Sans doute aussi son nouvel agent Jean-Pierre Bernès a-t-il trouvé les mots justes pour adoucir la position d'un joueur qui, il y a un an et demi, en était presque venu au bras-de-fer avec son club pour rejoindre le Paris SG.
"C'est ma décision et celle de mon entourage. J'ai eu des conseils d'un peu partout mais c'est moi qui ai pris la décision", souligne Briand.
Cette prolongation ne signifie pas pour autant que le joueur ne partira pas dès l'été prochain.
"Pour l'instant Jimmy est au club, on verra en fin de saison", a reconnu Pierre Dréossi, le manageur du Stade Rennais. "On a discuté avec Jean-Pierre Bernès et on a trouvé une solution pour faire en sorte que si Jimmy ait envie de partir, il puisse le faire dans de bonnes conditions", a-t-il développé.
"S'il doit y avoir départ il y aura départ, mais je suis là pour faire une bonne fin de saison, après on aura bien le temps de discuter de tout ça", a répété Briand, un peu agacé.
Cette signature n'est en tout cas pas une affaire de gros sous -"Non"-, assène-t-il fermement. Mais elle n'est pas non plus le témoignage d'une certaine reconnaissance envers son club formateur qu'il aurait pu quitter sans que celui-ci ne perçoive la moindre indemnité, reconnaît-il très honnêtement.
"Ca n'a pas été un critère de réflexion. Il y aura une indemnité mais c'est une marque de confiance en plus du club qui me voudra", assure-t-il.

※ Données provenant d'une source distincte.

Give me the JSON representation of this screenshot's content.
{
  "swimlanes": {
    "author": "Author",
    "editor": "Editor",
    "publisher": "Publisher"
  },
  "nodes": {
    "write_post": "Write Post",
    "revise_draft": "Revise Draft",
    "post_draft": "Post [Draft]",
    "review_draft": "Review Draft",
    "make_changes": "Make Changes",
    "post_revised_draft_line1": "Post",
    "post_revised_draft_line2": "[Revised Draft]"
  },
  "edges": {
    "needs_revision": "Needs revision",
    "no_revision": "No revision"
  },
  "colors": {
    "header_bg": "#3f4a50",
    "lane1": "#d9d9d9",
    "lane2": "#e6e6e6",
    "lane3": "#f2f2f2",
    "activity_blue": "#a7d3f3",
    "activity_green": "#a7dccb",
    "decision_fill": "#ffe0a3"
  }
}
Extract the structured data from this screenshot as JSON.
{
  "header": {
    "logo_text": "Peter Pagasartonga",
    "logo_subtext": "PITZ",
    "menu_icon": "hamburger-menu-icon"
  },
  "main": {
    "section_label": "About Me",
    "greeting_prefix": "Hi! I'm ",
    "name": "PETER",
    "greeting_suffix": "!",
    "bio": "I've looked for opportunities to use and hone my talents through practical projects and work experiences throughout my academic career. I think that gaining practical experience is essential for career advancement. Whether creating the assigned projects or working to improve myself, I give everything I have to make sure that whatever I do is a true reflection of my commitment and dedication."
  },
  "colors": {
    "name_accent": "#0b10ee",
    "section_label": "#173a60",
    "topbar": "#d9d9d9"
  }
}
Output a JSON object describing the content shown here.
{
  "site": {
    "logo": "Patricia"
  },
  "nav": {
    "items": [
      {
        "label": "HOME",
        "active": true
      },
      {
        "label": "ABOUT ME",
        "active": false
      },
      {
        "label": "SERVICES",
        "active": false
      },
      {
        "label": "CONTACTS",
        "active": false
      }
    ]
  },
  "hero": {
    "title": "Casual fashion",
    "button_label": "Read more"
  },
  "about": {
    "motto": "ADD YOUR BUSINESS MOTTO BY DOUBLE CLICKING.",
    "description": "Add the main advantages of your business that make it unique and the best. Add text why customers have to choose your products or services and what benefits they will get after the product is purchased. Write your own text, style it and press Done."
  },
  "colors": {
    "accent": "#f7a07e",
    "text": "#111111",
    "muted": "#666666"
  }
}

Pour le Stade Rennais, cette prolongation est en tout cas une belle affaire tant sur le plan sportif, que, sans doute à l'avenir, sur le plan financier.
Pour l'heure, d'autres chiffres intéressent Briand et son club: avec trois passes décisives et un but sur penalty lors des deux derniers matches en L1, l'attaquant monte en puissance. "La Coupe du monde est encore loin car je pars de très très loin". De Rennes, en fait.